When the particle is at the center, forces cancel out. When displaced by a position vector $\vec{r}$ from the center, the force exerted by the $i$-th spring connected at position $\vec{R}_i$ on the ring is: $$ \vec{F}_i = -k(\vec{r} – \vec{R}_i) $$ Summing over all three springs (A, B, C): $$ \vec{F}_{net} = \sum \vec{F}_i = -k(3\vec{r}) + k(\vec{R}_A + \vec{R}_B + \vec{R}_C) $$ Since A, B, and C are equally spaced on the ring, their vector sum is zero ($\sum \vec{R}_i = 0$). $$ \vec{F}_{net} = -3k\vec{r} $$ Thus, the system behaves like a single spring with effective constant: $$ k_{eff} = 3k $$

The ring (mass $M = \eta m$) and the particle (mass $m$) are free to move.

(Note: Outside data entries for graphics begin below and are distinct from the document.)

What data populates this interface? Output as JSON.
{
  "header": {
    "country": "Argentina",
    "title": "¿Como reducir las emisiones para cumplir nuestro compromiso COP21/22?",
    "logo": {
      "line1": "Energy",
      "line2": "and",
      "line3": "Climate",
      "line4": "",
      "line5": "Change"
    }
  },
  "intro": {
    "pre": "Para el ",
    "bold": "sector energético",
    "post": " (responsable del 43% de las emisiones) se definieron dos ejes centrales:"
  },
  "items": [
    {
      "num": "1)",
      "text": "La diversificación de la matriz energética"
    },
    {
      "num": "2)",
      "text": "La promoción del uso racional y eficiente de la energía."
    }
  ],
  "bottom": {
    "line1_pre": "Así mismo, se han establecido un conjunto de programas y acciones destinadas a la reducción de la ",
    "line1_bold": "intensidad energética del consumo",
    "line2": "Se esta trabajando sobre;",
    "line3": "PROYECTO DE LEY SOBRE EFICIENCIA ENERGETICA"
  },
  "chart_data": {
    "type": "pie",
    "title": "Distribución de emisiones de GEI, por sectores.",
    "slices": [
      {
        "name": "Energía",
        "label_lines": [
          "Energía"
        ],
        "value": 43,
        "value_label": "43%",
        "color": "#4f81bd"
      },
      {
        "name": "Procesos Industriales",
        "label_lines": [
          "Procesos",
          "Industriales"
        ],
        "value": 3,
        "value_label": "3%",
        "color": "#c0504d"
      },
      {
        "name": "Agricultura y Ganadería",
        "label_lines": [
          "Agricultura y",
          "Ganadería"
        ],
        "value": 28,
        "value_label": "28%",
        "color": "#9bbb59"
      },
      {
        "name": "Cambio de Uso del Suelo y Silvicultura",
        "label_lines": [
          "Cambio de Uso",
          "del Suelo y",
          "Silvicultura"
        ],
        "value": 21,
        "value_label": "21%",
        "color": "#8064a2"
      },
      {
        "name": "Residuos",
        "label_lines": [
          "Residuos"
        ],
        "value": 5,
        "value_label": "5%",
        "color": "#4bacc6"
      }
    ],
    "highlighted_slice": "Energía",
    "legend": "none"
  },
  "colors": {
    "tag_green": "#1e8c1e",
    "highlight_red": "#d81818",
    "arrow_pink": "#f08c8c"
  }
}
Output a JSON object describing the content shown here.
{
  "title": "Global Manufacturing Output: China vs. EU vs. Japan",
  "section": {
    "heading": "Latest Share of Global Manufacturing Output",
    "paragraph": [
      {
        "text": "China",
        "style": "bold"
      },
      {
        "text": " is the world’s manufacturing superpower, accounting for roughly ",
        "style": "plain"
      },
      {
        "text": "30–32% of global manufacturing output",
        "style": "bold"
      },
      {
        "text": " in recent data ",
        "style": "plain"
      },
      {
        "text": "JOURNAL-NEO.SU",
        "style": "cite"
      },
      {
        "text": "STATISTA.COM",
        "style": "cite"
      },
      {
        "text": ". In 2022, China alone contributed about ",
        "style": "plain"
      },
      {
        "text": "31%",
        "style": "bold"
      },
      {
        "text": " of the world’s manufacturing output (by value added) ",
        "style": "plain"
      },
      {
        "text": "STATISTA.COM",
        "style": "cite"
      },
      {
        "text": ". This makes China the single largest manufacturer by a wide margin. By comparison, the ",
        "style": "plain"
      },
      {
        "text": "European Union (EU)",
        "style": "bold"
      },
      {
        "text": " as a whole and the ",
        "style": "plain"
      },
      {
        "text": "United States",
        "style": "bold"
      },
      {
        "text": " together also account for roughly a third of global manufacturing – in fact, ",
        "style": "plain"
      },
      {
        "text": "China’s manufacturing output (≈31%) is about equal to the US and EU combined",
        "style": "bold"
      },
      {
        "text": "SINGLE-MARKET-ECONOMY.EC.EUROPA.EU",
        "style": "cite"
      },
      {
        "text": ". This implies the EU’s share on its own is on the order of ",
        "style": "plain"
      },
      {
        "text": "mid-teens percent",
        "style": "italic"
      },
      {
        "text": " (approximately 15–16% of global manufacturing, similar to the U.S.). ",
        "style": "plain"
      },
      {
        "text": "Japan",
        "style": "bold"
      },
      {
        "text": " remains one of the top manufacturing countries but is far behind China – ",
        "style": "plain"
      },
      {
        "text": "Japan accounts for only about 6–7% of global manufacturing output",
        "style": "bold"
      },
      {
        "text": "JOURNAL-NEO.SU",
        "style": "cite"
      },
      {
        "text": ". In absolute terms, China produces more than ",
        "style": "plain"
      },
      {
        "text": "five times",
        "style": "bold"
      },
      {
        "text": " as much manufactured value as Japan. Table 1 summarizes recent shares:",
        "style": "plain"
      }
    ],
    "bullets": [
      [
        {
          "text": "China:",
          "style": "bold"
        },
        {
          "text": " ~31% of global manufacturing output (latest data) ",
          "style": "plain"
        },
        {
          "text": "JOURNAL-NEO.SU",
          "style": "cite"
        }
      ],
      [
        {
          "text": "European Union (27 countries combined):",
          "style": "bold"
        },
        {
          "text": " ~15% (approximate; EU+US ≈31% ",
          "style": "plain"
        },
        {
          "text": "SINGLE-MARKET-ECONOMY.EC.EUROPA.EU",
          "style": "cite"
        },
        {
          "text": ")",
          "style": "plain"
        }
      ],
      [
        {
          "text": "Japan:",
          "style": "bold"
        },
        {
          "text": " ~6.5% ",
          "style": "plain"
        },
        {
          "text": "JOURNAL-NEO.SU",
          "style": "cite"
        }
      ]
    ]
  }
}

This is a two-body coupled oscillation problem.
The reduced mass $\mu$ of the system is: $$ \mu = \frac{m \cdot M}{m + M} = \frac{m (\eta m)}{m + \eta m} = \frac{\eta m^2}{m(1+\eta)} = \frac{\eta m}{1+\eta} $$

The angular frequency $\omega$ is given by $\sqrt{k_{eff} / \mu}$: $$ \omega = \sqrt{\frac{3k}{\left( \frac{\eta m}{1+\eta} \right)}} = \sqrt{\frac{3k(1+\eta)}{\eta m}} $$ The time period $T = \frac{2\pi}{\omega}$ is: $$ T = 2\pi \sqrt{\frac{\eta m}{3k(1+\eta)}} $$

Since the table is frictionless and there are no external horizontal forces, the Center of Mass (COM) of the system remains fixed.

Initial State ($t=0$):
Particle is at $x = r_0$.
Ring center is at $x = 0$ (Origin).

Location of COM ($X_{cm}$): $$ X_{cm} = \frac{m(r_0) + \eta m(0)}{m + \eta m} = \frac{r_0}{1+\eta} $$
Motion relative to COM: Both bodies oscillate about the COM with frequency $\omega$.
For the particle ($x_p$):
Amplitude $A_p = \text{Initial Pos} – X_{cm} = r_0 – \frac{r_0}{1+\eta} = \frac{\eta r_0}{1+\eta}$.
Equation: $x_p(t) = X_{cm} + A_p \cos(\omega t)$ $$ x_p(t) = \frac{r_0}{1+\eta} + \frac{\eta r_0}{1+\eta} \cos\left( \sqrt{\frac{3k(1+\eta)}{\eta m}} t \right) $$
For the ring ($x_r$):
Amplitude $A_r = \text{Initial Pos} – X_{cm} = 0 – \frac{r_0}{1+\eta} = -\frac{r_0}{1+\eta}$.
Equation: $x_r(t) = X_{cm} + A_r \cos(\omega t)$ $$ x_r(t) = \frac{r_0}{1+\eta} – \frac{r_0}{1+\eta} \cos\left( \sqrt{\frac{3k(1+\eta)}{\eta m}} t \right) $$